Because Defendant's Instruction No. 13 was misleading, we conclude that there was reversible error in this case.


    For the foregoing reasons, the judgment of the Circuit Court of Kanawha County is reversed, and this case is remanded for further proceedings consistent with this opinion.See footnote 4

                            Reversed and remanded.

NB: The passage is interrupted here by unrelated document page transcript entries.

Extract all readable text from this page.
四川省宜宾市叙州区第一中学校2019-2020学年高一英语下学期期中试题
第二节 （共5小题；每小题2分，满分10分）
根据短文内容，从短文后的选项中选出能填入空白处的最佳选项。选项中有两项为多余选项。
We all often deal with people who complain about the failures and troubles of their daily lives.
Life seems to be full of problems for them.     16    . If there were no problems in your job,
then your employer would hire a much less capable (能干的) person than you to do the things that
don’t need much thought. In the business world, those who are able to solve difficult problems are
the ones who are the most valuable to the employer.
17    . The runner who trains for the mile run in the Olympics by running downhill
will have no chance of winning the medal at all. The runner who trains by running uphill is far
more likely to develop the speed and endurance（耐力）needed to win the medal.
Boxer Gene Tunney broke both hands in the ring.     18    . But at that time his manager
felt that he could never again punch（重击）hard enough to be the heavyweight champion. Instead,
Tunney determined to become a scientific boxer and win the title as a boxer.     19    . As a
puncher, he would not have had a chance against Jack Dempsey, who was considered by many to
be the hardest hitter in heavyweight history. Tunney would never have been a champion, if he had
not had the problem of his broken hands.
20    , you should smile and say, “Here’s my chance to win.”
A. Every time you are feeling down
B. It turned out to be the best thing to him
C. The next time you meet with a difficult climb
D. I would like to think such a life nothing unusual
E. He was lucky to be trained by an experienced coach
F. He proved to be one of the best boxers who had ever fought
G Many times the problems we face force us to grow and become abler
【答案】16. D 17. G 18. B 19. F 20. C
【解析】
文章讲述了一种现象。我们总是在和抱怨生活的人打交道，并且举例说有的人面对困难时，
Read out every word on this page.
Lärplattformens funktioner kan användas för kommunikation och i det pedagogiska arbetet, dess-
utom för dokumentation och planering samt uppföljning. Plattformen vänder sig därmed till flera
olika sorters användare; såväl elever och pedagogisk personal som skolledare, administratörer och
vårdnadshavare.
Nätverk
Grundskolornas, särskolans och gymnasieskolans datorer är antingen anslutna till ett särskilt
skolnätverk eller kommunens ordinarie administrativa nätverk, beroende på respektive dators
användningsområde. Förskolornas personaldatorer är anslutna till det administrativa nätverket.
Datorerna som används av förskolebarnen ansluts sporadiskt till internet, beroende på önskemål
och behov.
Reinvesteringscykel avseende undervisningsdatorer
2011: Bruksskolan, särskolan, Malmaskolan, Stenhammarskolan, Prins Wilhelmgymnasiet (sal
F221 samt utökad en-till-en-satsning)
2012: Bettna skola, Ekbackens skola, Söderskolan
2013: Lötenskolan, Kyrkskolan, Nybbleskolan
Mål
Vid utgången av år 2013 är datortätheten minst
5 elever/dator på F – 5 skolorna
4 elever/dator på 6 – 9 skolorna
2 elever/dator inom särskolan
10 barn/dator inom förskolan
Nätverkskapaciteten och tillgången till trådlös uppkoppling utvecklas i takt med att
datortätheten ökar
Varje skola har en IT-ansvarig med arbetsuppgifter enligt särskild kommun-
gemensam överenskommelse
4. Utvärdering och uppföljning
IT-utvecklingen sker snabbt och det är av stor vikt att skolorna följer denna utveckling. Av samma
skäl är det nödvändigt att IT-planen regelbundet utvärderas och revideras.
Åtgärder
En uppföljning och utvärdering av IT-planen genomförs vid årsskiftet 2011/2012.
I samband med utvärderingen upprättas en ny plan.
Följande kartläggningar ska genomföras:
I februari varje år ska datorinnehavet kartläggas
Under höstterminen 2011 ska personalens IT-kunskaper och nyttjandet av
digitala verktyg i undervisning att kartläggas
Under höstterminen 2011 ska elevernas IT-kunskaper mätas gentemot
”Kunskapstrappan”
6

Footnote: 1Though named as separate defendants, it appears that Carole Frazier and Elaine Frazier are, in fact, the same person - Carole Elaine Frazier.
Footnote: 2Defendant's Instruction No. 13 stated:

    "The Court further instructs the jury that if you, the jury, are uncertain as to whether any particular element of damage as claimed was caused by the negligence of the defendants, or if it appears just as probable that any injury [or] element of damages complained of resulted from a cause other than the negligence of the defendants, then you, the jury, are instructed that the plaintiff cannot recover from these defendants for any of these other injuries. Therefore, if it appears to you that the damages claimed by the plaintiff were caused by the negligence of persons [not] parties not to this actions [sic], that they were caused by the negligence and that they were not caused by the negligence of the defendants, then you may find in favor of the defendants."


Footnote: 3While joint tortfeasors cannot have the jury allocate the portion of plaintiff's injuries each caused, they can have their degree of negligence assigned by the jury under Syllabus Points 3 and 4 of Sitzes v. Anchor Motor Freight, Inc., supra:

            "3. As between joint tortfeasors, a right of comparative contribution exists inter se based upon their relative degrees of primary fault or negligence.

            "4. Once comparative fault in regard to contribution is recognized, recovery can be had by one joint tortfeasor against another joint tortfeasor inter se regardless of their respective degree of fault so long as the one has paid more than his pro tanto share to the plaintiff."

A tortfeasor may seek contribution if he pays more than his assigned share of the total verdict based on his degree of negligence.


Footnote: 4Because this case is reversed and remanded, the question of whether the plaintiff was entitled to a directed verdict is moot. At the retrial, if the evidence is substantially the same, a directed verdict for the plaintiff would be warranted.